Sim, e aproveitar o lanço e fundir municípios.
Sim, e quanto mais depressa melhor. Não há necessidade de tanta Junta de Freguesia e tanto Presidente da Junta a colher beneficios da sua posição…
O ideal seria fundir Freguesias e Municipios. Como por exemplo, Porto e Gaia.
Parece-me querer resolver um problema sem resolver nada. Comeca a faltar dinheiro nao porque haja freguesias a mais, mas porque se passaram demasiadas competencias ‘as freguesias e criaram remuneracoes para autarcas sem sentido. Reduzir o numero de freguesias so’ vai diminuir a participacao popular, converte-las em maquinas de produzir papelada onde ninguem conhece ninguem, e fazer com que cada uma [ao ter mais alguns meios] compita para queira ser um novo centro urbano alternativo, com mais equipamentos do que realmente precisa. Nao sao os gastos de freguesias mais pequenas como S. Nicolau ou Nevogilde que foram a causa dos desiquilibrios orcamentais – o problema esta em cima. Seguir esta via e’ como querer resolver as dividas de uma empresa despedindo uma das empregadas de limpeza [sem querer faltar ao respeito a ninguem], e depois ter que contratar mais uns quantos burocratas…
deve pelo menos seguir o exemplo de lisboa e iniciar o debate sobre esse tema.
claro que podemos alargar o debate para outro municipios embora me pareça mais uma forma de não fazer debate nenhum
e já que estamos nessa eu até diria que importante era perceber se faz sentido ter 2 orgaos com legitimidade democratica propria (municipio e freguesia) que actuam num mesmo território e em que inevitavelmente há uma subalternidade entre eles… quanto mais não seja a nivel monetário
Concordo que se deva reflectir muito bem sobre o assunto e só depois avançar.
Aparentemente é boa ideia o acabar freguesias.Alguém já sugeriu que se podem fundir cidades.
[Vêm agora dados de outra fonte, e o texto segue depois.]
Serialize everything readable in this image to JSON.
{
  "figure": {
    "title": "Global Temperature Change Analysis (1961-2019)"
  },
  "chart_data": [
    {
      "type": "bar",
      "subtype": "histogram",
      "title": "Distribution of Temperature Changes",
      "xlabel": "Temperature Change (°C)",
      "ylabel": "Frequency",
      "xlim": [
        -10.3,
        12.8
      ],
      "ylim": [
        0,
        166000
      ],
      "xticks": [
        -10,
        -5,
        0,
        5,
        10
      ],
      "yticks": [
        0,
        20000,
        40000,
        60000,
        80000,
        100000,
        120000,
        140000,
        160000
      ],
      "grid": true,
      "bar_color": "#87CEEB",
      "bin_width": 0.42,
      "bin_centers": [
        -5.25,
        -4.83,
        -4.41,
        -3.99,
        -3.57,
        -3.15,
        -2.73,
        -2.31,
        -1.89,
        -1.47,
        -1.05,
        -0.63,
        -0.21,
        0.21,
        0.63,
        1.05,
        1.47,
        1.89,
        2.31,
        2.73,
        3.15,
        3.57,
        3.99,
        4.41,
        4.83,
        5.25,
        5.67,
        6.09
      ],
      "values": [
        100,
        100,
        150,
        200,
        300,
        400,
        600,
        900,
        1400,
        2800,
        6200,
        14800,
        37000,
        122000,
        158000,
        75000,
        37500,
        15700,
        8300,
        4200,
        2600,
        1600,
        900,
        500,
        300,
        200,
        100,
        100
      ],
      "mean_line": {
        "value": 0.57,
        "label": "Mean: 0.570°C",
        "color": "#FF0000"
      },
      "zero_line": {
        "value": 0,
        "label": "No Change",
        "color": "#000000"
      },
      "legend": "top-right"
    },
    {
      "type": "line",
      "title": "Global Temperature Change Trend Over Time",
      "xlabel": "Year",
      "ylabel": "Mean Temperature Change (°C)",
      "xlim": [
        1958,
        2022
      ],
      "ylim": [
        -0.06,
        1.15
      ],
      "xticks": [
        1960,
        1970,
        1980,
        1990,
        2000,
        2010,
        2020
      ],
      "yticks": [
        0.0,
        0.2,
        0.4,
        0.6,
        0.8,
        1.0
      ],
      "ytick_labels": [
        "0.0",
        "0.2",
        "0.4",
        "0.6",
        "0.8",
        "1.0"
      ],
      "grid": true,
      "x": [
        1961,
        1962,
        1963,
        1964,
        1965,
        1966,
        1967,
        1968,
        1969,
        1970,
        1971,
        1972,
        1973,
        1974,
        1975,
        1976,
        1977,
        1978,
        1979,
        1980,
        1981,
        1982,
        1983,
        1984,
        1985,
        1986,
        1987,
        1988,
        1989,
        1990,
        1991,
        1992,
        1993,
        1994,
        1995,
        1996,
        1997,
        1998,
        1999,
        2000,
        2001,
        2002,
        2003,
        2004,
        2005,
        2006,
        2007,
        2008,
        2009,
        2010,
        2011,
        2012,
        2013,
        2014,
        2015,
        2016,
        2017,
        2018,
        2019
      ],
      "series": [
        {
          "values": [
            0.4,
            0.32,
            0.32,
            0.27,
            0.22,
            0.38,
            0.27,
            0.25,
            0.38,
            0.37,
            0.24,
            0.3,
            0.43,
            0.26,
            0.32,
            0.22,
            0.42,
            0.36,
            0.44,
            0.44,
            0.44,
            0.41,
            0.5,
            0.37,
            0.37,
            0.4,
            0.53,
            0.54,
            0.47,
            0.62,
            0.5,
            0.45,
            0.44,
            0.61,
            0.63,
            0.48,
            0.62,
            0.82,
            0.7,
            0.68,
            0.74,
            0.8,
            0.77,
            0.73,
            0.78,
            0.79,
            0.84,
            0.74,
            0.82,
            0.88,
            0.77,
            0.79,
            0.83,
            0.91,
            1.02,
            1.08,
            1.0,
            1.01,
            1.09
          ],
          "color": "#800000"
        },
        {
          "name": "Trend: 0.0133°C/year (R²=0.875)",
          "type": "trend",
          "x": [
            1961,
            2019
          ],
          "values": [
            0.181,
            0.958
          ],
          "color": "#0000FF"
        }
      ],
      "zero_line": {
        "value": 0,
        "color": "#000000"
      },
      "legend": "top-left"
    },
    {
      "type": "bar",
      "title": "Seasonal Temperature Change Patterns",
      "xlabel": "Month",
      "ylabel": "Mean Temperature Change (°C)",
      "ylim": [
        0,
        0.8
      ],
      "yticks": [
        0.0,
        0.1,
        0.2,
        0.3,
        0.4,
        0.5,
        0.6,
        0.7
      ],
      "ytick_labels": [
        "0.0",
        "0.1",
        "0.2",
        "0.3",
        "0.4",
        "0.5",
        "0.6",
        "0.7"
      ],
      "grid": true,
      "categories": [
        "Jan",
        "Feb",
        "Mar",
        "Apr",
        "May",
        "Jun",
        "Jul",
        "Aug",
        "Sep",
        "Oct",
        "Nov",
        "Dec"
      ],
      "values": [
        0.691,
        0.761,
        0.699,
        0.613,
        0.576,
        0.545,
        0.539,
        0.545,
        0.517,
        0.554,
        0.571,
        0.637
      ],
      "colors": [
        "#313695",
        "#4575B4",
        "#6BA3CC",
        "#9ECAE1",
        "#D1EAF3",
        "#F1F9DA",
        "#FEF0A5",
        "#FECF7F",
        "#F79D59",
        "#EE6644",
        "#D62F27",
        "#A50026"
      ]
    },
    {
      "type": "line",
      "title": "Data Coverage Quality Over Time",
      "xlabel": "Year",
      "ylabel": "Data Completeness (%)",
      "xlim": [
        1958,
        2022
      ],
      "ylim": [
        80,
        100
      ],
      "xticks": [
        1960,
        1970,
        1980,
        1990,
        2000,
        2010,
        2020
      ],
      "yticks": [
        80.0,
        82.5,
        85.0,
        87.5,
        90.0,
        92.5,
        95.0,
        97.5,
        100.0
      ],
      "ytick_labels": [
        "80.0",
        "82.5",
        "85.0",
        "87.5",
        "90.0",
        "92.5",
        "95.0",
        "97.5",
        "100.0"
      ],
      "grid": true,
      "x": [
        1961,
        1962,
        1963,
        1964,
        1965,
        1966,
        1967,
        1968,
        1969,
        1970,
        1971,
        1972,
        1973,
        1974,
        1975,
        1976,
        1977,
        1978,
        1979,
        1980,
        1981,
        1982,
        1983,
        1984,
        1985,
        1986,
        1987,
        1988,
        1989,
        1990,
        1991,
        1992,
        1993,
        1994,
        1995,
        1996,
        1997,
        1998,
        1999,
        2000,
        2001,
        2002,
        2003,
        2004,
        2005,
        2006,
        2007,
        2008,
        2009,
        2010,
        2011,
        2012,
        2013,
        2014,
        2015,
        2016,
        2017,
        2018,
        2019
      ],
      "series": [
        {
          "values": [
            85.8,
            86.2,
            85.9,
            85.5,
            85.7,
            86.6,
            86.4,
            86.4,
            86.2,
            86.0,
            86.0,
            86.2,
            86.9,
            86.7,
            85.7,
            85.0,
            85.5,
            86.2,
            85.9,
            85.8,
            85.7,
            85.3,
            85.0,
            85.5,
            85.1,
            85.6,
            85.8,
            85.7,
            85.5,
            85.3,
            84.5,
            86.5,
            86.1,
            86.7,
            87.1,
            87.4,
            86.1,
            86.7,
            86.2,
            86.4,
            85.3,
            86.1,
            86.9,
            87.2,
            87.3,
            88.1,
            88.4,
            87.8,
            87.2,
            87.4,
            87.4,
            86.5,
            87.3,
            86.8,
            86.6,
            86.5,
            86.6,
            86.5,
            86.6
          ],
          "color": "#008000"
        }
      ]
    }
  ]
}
Parece-me mais acertado. O problema é que os políticos não vão querer perder lugares, tal e qual como não acabam institutos e fundações.
Acabar por acabar, limpem com todas as juntas e câmaras e deixem APENAS os governos civis, que são bastante menos e poupavasse em múltiplos vereadores e deputados municipais que, para fazerem o que fazem, não sao verdadeiramente necessários…
caros leitores é mais que claro que so apoia a continuidade das freguesias quem tem interesses pessoais porque em contrario todos sabemos que estas so alimentam papadores e fugas do nosso dinheiro quanto mais pequena for a vaca melhor
Moro na Rua de Pinho Leal, no Porto e não entendo o seguinte: a minha rua faz parte da freguesia de Aldoar, ao cimo da rua do lado esquerdo é Lordelo do Ouro, do lado direito é Foz e ao fim da rua, é Nevogilde. Alguém entende esta confusão?!….
Acho muito bem, aliás não sei porque não as extinguem a todas em todo o pais, ficam muito caras e não servem para quase nada, nomeia-se um regedor e fica muito mais barato, e como o nome indica, ficava a reger o povo. Outra alternativa era criar uma freguesia unica, sediada em Lx, para o que fazem basta a paróquia.